五分の一をファラオに納めることは、掟とされました。それは、神の定めであることの比喩です。そうしなければならないのです。
しかし、そうしない人々について祭司のことがとり上げられているのです。祭司は、この世で報いを既に受けている人たちです。彼らが自分を捧げることはないのです。
47:27 さて、イスラエルはエジプトの国でゴシェンの地に住んだ。彼らはそこに所有地を得て、多くの子を生み、大いに数を増やした。
イスラエルは、ゴシェンの地で大いに増えました。
47:28 ヤコブはエジプトの地で十七年生きた。ヤコブが生きた年月は百四十七年であった。
47:29 イスラエルに死ぬ日が近づいたとき、彼はその子ヨセフを呼び寄せて言った。「もしおまえの心にかなうなら、おまえの手を私のももの下に入れ、私に愛と真実を尽くしてくれ。私をエジプトの地には葬らないでほしい。
47:30 私が先祖とともに眠りについたら、エジプトから運び出して、先祖の墓に葬ってくれ。」ヨセフは言った。「必ずあなたの言われたとおりにいたします。」
47:31 イスラエルは言った。「私に誓ってくれ。」ヨセフは彼に誓った。イスラエルは寝床の枕もとで、ひれ伏した。

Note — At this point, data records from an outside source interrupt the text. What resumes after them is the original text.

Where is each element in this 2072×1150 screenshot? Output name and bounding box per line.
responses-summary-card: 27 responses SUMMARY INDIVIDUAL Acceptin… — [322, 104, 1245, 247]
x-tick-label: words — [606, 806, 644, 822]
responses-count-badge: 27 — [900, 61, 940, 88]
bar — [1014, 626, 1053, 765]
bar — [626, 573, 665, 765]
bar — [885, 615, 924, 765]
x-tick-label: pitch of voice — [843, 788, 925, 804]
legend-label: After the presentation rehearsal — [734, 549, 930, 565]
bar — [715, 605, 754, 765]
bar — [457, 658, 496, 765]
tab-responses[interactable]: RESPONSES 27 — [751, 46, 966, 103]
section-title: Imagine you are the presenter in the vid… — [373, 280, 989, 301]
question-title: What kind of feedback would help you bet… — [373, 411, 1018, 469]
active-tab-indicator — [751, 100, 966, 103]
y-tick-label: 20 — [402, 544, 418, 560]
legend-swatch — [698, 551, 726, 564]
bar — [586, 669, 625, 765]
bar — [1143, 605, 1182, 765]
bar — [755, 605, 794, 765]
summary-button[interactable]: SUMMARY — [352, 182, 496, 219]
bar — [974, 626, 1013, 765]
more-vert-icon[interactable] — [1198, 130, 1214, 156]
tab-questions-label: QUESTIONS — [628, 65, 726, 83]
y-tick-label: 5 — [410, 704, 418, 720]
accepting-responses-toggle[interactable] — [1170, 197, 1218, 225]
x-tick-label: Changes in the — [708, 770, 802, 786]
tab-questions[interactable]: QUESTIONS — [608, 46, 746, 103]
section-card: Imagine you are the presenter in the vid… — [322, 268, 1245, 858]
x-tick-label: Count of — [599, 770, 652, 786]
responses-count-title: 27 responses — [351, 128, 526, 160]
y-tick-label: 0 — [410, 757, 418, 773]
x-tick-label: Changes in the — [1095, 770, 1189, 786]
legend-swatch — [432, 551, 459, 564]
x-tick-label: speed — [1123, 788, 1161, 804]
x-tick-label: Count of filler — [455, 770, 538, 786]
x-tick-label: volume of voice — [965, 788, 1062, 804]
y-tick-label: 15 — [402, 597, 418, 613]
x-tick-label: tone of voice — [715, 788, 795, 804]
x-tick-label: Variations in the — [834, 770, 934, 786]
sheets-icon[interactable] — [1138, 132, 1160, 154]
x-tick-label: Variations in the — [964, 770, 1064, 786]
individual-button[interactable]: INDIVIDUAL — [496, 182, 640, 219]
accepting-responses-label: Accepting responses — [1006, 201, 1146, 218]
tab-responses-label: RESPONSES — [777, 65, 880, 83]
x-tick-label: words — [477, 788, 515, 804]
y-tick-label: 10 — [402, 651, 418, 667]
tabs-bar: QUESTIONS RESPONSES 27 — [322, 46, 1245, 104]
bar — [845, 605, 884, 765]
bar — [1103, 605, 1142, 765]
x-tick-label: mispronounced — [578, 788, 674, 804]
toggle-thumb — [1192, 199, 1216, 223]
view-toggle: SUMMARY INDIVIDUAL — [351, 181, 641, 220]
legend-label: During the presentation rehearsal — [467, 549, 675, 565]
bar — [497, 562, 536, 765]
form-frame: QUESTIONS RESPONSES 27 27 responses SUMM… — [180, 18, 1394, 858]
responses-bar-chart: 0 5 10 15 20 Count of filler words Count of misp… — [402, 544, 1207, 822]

ヤコブは、死ぬ日が近づいた時、自分の葬りについて指図しました。彼は、神が約束した地に葬るように誓わせたのです。彼は、ヨセフが誓った時、枕元に伏しました。これは、神への礼拝のためです。エジプトの地に葬らず、神が受け継がせると言われたその地に葬られることを望んだのです。それがかなえられたと知って、神を礼拝しました。
ヤコブのカナンでの葬りは、彼の信仰の証しになります。それをかなえた神に礼拝したのです。ヨセフがヤコブを看取ることも神の約束です。その実現も見ました。そして、カナンの地を約束通りに与えられることを覚えて礼拝しました。